Holy heavens, I couldn't have enjoyed football's return any more, even as my fantasy teams did everything in their power to chip away at my sense of self-worth. The camera-ready snarls, the breezy jingoism, the proud overabundance of salt-spackled snacks - the NFL season offers more delights than a fireworks tree. It will carry us through early February; one could make a convincing argument that it has more of a galvanizing effect on our national psyche than budget surpluses and Nobel recognition combined.
But all the marketing in, up and around the game? It's long been my belief that the NFL and its brand partners underestimate the fans, peppering them with dolt-saturated ads (heck to Betsy, those 20-somethings have $140 haircuts; how are they not able to acquire a bottle of Bud Light without resorting to deceit or tomfoolery?) rather than straight-ahead "listen, it's football so we know you're not fast-forwarding through this message. Our brand/product/service has many features and/or elements that are good/useful/non-carcinogenic, so buy it, please" spots. Football is God's great bounty; football marketing is overbearing and idiotic.
That's why I'm pretty well swayed by a pair of welcome-to-2012 videos produced by The Famous Group on behalf of the Houston Texans (motto: "playoff virgins no more") and St. Louis Rams ("once-divorced franchise seeks fan base for companionship, travel, light housekeeping"). Neither of the clips, set to be shown during the teams' respective home openers and then beamed universe-wide via the wonder of the Internet, breaks new ground. With its familiar mix of thumping soundtrack and fast-slow-fast-slow editing gymnastics, the St. Louis spot hits the expected notes in terms of content (orbital-bone-displacing hits) and production values (expensive-looking). The Houston one, on the other hand, could have been lifted from the final season of 24, what with its hand-activated, technology-o'-tomorrow computer screens and digital bleeps and burps.
At the same time, both do precisely what they're supposed to do: Rev fans up to the extent that they're ready to head-butt their seatmates (for those at the stadium) or bathroom fixtures (for those at home). Too, at around 90 seconds in length, the two clips administer a healthy jolt but leave the viewer wanting more. After watching the clips, I couldn't head over to NFL.com for a "brief" session of highlight-perusal fast enough.
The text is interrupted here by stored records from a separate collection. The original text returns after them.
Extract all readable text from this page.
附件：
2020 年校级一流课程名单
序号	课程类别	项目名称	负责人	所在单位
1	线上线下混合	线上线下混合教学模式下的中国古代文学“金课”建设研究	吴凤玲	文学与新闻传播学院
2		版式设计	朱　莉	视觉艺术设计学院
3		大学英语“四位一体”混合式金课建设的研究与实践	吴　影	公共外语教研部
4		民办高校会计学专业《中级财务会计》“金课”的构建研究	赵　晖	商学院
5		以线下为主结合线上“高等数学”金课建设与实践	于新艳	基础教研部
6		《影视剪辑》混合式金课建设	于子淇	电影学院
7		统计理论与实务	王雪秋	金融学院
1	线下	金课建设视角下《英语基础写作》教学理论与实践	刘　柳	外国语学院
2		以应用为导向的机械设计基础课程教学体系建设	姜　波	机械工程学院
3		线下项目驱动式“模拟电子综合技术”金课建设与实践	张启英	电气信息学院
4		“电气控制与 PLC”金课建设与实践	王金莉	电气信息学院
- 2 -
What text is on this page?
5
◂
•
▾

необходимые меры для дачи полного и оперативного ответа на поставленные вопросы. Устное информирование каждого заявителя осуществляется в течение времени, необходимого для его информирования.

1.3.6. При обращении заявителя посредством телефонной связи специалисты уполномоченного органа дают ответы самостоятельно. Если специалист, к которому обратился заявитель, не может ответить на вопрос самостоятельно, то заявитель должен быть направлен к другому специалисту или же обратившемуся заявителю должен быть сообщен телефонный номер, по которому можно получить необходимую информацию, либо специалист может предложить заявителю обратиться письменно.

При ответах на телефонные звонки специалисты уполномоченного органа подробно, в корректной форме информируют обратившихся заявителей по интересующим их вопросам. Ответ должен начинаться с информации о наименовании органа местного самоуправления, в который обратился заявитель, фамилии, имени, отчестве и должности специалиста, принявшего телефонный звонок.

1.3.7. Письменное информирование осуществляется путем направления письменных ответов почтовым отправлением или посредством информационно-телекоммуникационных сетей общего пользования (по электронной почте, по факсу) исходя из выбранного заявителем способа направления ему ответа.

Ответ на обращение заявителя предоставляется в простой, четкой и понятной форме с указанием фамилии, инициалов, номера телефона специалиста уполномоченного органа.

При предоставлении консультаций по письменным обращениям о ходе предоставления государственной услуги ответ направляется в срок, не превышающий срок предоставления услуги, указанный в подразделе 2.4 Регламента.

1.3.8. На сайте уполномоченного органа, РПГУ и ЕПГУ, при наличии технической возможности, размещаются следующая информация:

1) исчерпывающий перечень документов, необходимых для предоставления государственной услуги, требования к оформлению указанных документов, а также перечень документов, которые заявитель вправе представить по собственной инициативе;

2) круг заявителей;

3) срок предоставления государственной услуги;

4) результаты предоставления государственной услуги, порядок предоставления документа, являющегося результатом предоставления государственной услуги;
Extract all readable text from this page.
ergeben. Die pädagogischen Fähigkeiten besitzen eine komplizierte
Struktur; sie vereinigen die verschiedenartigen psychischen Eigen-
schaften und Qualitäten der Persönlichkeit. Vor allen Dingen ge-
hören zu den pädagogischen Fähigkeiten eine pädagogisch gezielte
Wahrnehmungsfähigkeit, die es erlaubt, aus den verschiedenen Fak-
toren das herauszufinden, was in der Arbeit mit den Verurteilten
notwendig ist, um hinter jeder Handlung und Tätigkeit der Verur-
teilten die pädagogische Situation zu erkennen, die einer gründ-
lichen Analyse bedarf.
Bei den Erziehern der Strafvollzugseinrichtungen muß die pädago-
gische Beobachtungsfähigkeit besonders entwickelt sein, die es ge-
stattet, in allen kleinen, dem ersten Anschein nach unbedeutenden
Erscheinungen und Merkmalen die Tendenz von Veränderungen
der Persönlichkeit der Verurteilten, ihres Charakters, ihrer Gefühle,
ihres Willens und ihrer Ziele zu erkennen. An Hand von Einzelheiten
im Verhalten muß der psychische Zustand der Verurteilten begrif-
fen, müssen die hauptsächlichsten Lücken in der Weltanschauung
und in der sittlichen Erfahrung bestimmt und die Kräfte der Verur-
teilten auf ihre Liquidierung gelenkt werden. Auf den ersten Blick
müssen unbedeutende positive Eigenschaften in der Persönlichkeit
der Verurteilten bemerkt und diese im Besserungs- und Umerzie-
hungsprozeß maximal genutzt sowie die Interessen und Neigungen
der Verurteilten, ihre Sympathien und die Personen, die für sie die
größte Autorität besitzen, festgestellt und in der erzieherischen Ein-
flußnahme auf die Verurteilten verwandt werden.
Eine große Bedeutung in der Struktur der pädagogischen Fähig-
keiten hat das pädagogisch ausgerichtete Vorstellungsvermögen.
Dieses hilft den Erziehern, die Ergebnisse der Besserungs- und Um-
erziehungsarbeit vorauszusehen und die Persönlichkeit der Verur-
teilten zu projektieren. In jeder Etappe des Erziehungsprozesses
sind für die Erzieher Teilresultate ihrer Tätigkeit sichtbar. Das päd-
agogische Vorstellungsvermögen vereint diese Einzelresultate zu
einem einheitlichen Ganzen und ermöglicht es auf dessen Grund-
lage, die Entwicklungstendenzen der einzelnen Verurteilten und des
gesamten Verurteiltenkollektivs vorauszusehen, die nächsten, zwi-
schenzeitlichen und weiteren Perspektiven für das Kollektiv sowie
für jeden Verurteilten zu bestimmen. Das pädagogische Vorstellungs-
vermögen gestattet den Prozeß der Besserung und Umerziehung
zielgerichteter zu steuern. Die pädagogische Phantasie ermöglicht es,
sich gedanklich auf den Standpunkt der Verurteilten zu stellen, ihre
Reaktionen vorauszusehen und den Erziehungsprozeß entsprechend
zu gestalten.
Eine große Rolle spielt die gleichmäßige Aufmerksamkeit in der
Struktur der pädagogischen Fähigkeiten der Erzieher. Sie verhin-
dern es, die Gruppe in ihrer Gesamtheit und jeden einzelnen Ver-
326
Both compare favorably with the videos showcased during game lulls at the New York Giants' home opener last week, anyway. The first approached tasked players with revving up the crowd ("make some noise, if it's not too much of a bother. Thx!"), while the second showcased clips from last season patched together SportsCenter-style. Neither did a lot for me, especially given that they were paired with piped-in crowd noise. That's bad form for a franchise that holds up its fan base as the cheering, beering embodiment of blue-collar rectitude.
In any event, my inclination is to give The Famous Group a bunch of credit, because making clips like these stand on their own is no easy task. With the exception of Jaguars fans, such as they are, NFL nuts don't need an enthusiasm booster shot; by early August, they've already ironed their authentic replica jerseys and remodeled their tattoos to include their team's big offseason additions. That a pair of videos can still deliver a charge says a lot about the skill and attention to detail with which they were produced.